TRIBUNNEWS.COM, JAKARTA - Menteri Koordinator Politik, Hukum, dan Keamanan (Menko Polhukam), Wiranto berharap massa pendukung tak memaksakan diri menggelar aksi di hari putusan perselisihan hasil pemilihan umum (PHPU) pada Kamis 27 Juni 2019, besok.
Mantan Panglima ABRI itu beralasan, Kepolisian telah mengeluarkan ultimatum untuk melarang segala kegiatan di depan Mahkamah Konstitusi esok.
Sehingga, jika kegiatan tetap dilakukan maka terpaksa dibubarkan.
"Pokoknya kita tidak kasih izin untuk demonstrasi di sekitar Mahkamah Konstitusi ya. Kalau ada demonstrasi berarti enggak ada izin.

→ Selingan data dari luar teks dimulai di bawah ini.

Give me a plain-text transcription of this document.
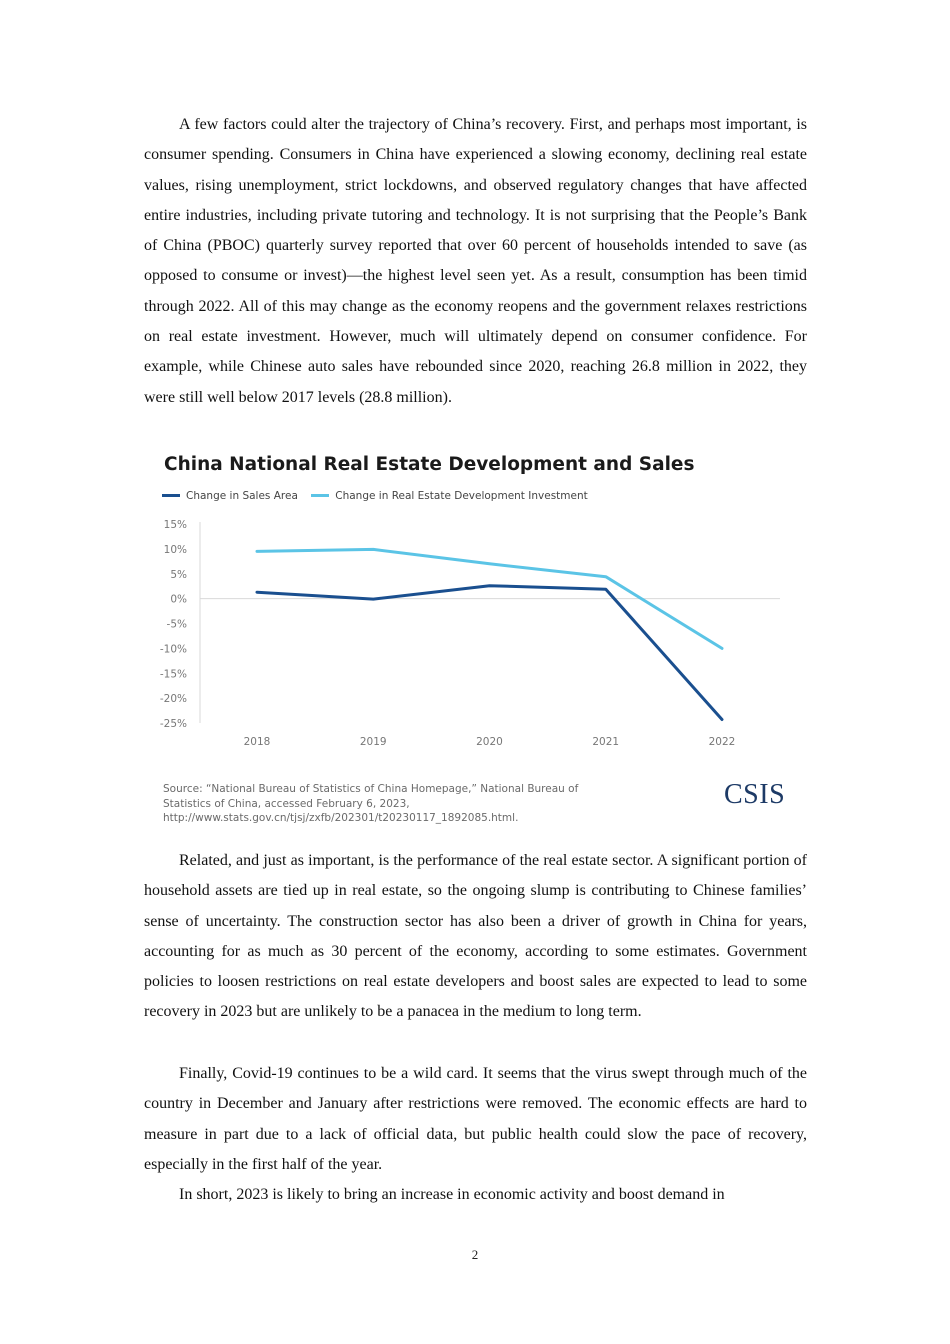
A few factors could alter the trajectory of China’s recovery. First, and perhaps most important, is consumer spending. Consumers in China have experienced a slowing economy, declining real estate values, rising unemployment, strict lockdowns, and observed regulatory changes that have affected entire industries, including private tutoring and technology. It is not surprising that the People’s Bank of China (PBOC) quarterly survey reported that over 60 percent of households intended to save (as opposed to consume or invest)—the highest level seen yet. As a result, consumption has been timid through 2022. All of this may change as the economy reopens and the government relaxes restrictions on real estate investment. However, much will ultimately depend on consumer confidence. For example, while Chinese auto sales have rebounded since 2020, reaching 26.8 million in 2022, they were still well below 2017 levels (28.8 million).

China National Real Estate Development and Sales
Change in Sales Area	Change in Real Estate Development Investment
15%
10%
5%
0%
-5%
-10%
-15%
-20%
-25%
2018	2019	2020	2021	2022

Source: “National Bureau of Statistics of China Homepage,” National Bureau of Statistics of China, accessed February 6, 2023, http://www.stats.gov.cn/tjsj/zxfb/202301/t20230117_1892085.html.

CSIS

Related, and just as important, is the performance of the real estate sector. A significant portion of household assets are tied up in real estate, so the ongoing slump is contributing to Chinese families’ sense of uncertainty. The construction sector has also been a driver of growth in China for years, accounting for as much as 30 percent of the economy, according to some estimates. Government policies to loosen restrictions on real estate developers and boost sales are expected to lead to some recovery in 2023 but are unlikely to be a panacea in the medium to long term.

Finally, Covid-19 continues to be a wild card. It seems that the virus swept through much of the country in December and January after restrictions were removed. The economic effects are hard to measure in part due to a lack of official data, but public health could slow the pace of recovery, especially in the first half of the year.

In short, 2023 is likely to bring an increase in economic activity and boost demand in

2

Kalau enggak ada izin maka polisi berhak membubarkan massa, ini semua ada di undang-undang ya bukan polisi ngarang sendiri," tegas dia di kantornya Jakarta Pusat, Rabu (26/6/2019).

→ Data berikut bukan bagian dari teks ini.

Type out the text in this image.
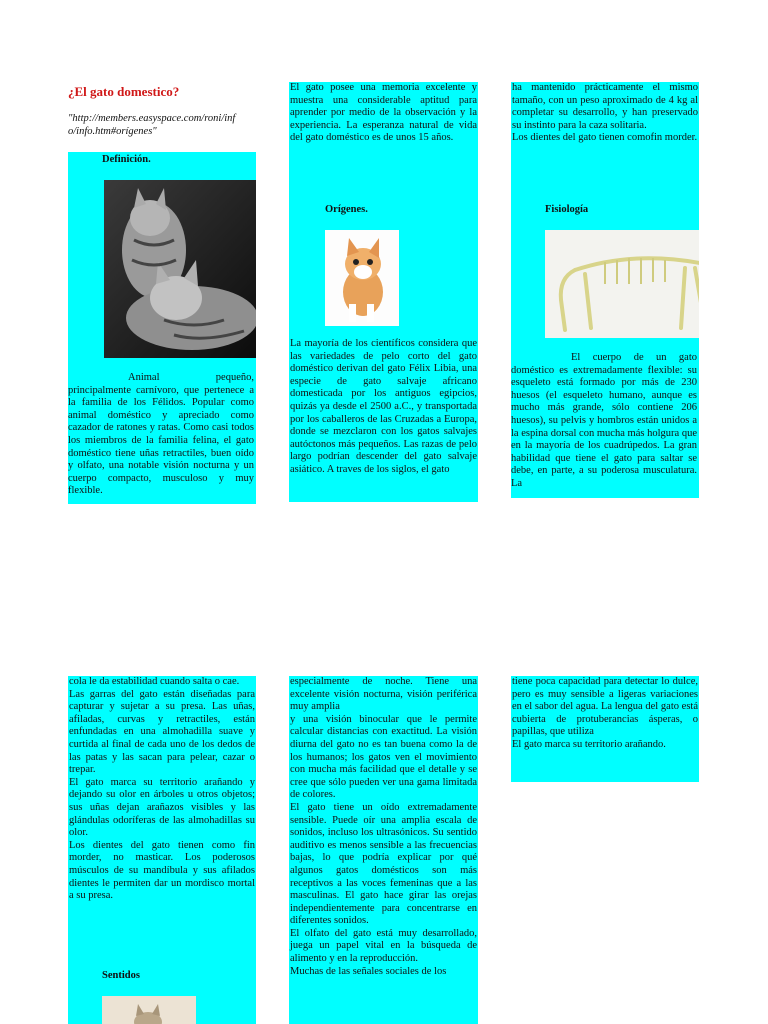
¿El gato domestico?
"http://members.easyspace.com/roni/inf o/info.htm#orígenes"
Definición.

Animal pequeño, principalmente carnívoro, que pertenece a la familia de los Félidos. Popular como animal doméstico y apreciado como cazador de ratones y ratas. Como casi todos los miembros de la familia felina, el gato doméstico tiene uñas retractiles, buen oído y olfato, una notable visión nocturna y un cuerpo compacto, musculoso y muy flexible.

El gato posee una memoria excelente y muestra una considerable aptitud para aprender por medio de la observación y la experiencia. La esperanza natural de vida del gato doméstico es de unos 15 años.

Orígenes.

La mayoría de los científicos considera que las variedades de pelo corto del gato doméstico derivan del gato Félix Libia, una especie de gato salvaje africano domesticada por los antiguos egipcios, quizás ya desde el 2500 a.C., y transportada por los caballeros de las Cruzadas a Europa, donde se mezclaron con los gatos salvajes autóctonos más pequeños. Las razas de pelo largo podrían descender del gato salvaje asiático. A traves de los siglos, el gato

ha mantenido prácticamente el mismo tamaño, con un peso aproximado de 4 kg al completar su desarrollo, y han preservado su instinto para la caza solitaria.

Los dientes del gato tienen comofin morder.

Fisiología

El cuerpo de un gato doméstico es extremadamente flexible: su esqueleto está formado por más de 230 huesos (el esqueleto humano, aunque es mucho más grande, sólo contiene 206 huesos), su pelvis y hombros están unidos a la espina dorsal con mucha más holgura que en la mayoría de los cuadrúpedos. La gran habilidad que tiene el gato para saltar se debe, en parte, a su poderosa musculatura. La

cola le da estabilidad cuando salta o cae.

Las garras del gato están diseñadas para capturar y sujetar a su presa. Las uñas, afiladas, curvas y retractiles, están enfundadas en una almohadilla suave y curtida al final de cada uno de los dedos de las patas y las sacan para pelear, cazar o trepar.

El gato marca su territorio arañando y dejando su olor en árboles u otros objetos; sus uñas dejan arañazos visibles y las glándulas odoríferas de las almohadillas su olor.

Los dientes del gato tienen como fin morder, no masticar. Los poderosos músculos de su mandíbula y sus afilados dientes le permiten dar un mordisco mortal a su presa.

Sentidos

especialmente de noche. Tiene una excelente visión nocturna, visión periférica muy amplia

y una visión binocular que le permite calcular distancias con exactitud. La visión diurna del gato no es tan buena como la de los humanos; los gatos ven el movimiento con mucha más facilidad que el detalle y se cree que sólo pueden ver una gama limitada de colores.

El gato tiene un oído extremadamente sensible. Puede oír una amplia escala de sonidos, incluso los ultrasónicos. Su sentido auditivo es menos sensible a las frecuencias bajas, lo que podría explicar por qué algunos gatos domésticos son más receptivos a las voces femeninas que a las masculinas. El gato hace girar las orejas independientemente para concentrarse en diferentes sonidos.

El olfato del gato está muy desarrollado, juega un papel vital en la búsqueda de alimento y en la reproducción.

Muchas de las señales sociales de los

tiene poca capacidad para detectar lo dulce, pero es muy sensible a ligeras variaciones en el sabor del agua. La lengua del gato está cubierta de protuberancias ásperas, o papillas, que utiliza

El gato marca su territorio arañando.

Baca: Saksi Prabowo-Sandi Dijebloskan ke Lapas Labuhan Ruku Setelah Bersaksi di MK
Wiranto menuturkan, pemerintah tak main-main menanggani aksi massa ilegal jika tetap digelar besok.
Dia berharap masaa pendukung dapat mematuhi aturan tersebut.
"Kalau ada yang demonstrasi liar, saya katakan, tentu ada sponsornya, ada yg menggerakan, yang bertanggung jawab mereka nanti kita cari," tegas dia.
Sebelumnya, Kapolri Jenderal Tito Karnavian menegaskan, dirinya melarang segala aksi demonstrasi yang digelar di depan Gedung Mahkamah Konstitusi saat putusan sengketa Pilpres 2019.
Tito mengaku telah memerintahkan Kapolda Metro Jaya, Irjen Pol Gatot Eddy Pramono dan Kabaintelkam Komjen Agung Budi Maryoto untuk tidak memberi izin kepada para pendemo.
"Saya juga sudah menegaskan pada Kapolda Metro Jaya dan Badan intelijen kepolisian tidak memberikan izin untuk melaksanakan demo di depan Mahkamah Konstitusi," ujar Tito di Mabes Polri, Jln Trunojoyo, Jakarta Selatan, Selasa (25/6/2019).
Halal bihalal
Sebelumnya diberitakan, sejumlah organisasi akan menggelar unjuk rasa untuk mengawal putusan sengketa Pilpres 2019 di Mahkamah Konstitusi (MK).
Unjuk rasa tersebut akan diikuti sejumlah organisasi di antaranya Persaudaraan Alumni (PA) 212, Gerakan Nasional Pengawal Fatwa (GNPF) MUI, dan lainnya.
Unjuk rasa dilakukan sebagai bagian dari perjuangan untuk menegakkan keadilan sesuai dengan ajaran agama.
Bahkan, PA 212 telah berkegiatan di depan MK sejak Senin (24/6/2019) dan rencananya akan berlangsung hingga putusan sengketa Pilpres 2019 dibacakan.
Sebelumnya, putusan sengketa Pilpres 2019 akan dibacakan pada Jumat (28/6/2019).
Namun, MK memutuskan untuk mempercepat pembacaan putusan menjadi Kamis (27/6/2019).
Aksi bertajuk Halal bi Halal 212 diklaim sebagai aksi super damai diisi dengan zikir, doa, serta salawatan di seluruh ruas jalan sekitar MK.
Aksi ini dilakukan demi memberikan dukungan moril pada sembilan hakim MK selama proses persidangan hingga pengambilan keputusan.
Reaksi Kalla
Wakil Presiden Jusuf Kalla (JK) mengatakan, kegiatan Halal bi Halal dari PA 212 lebih pantas dilakukan di masjid, bukan di MK.
JK mengimbau, massa dari PA 212 menyudahi kegiatan tersebut.
"Jadi kalau ingin halal bihalal tentu di tempat yang pantaslah, bukan di depan MK."
"Masa halal bihalal di depan MK, kan itu enggak pantas, ya di masjid lah, ya di Istiqlal lah," ujar JK di kantor Wapres RI, Jalan Medan Merdeka Utara, Jakarta Pusat, Selasa (25/6/2019).
JK menilai, halal bi halal yang disisipi tindakan massa untuk berdemo akan mencederai makna dari halal bi halal itu sendiri.
"Di ruangan mana, atau di aula mana, halal bi halal gitu kan, tidak ada acara halal bi halal sambil demo."
"Itu kan melanggar etika dan mencederai namanya halal bi halal. Namanya halal bi halal, kan, spirit keagamaan kan," tegas dia.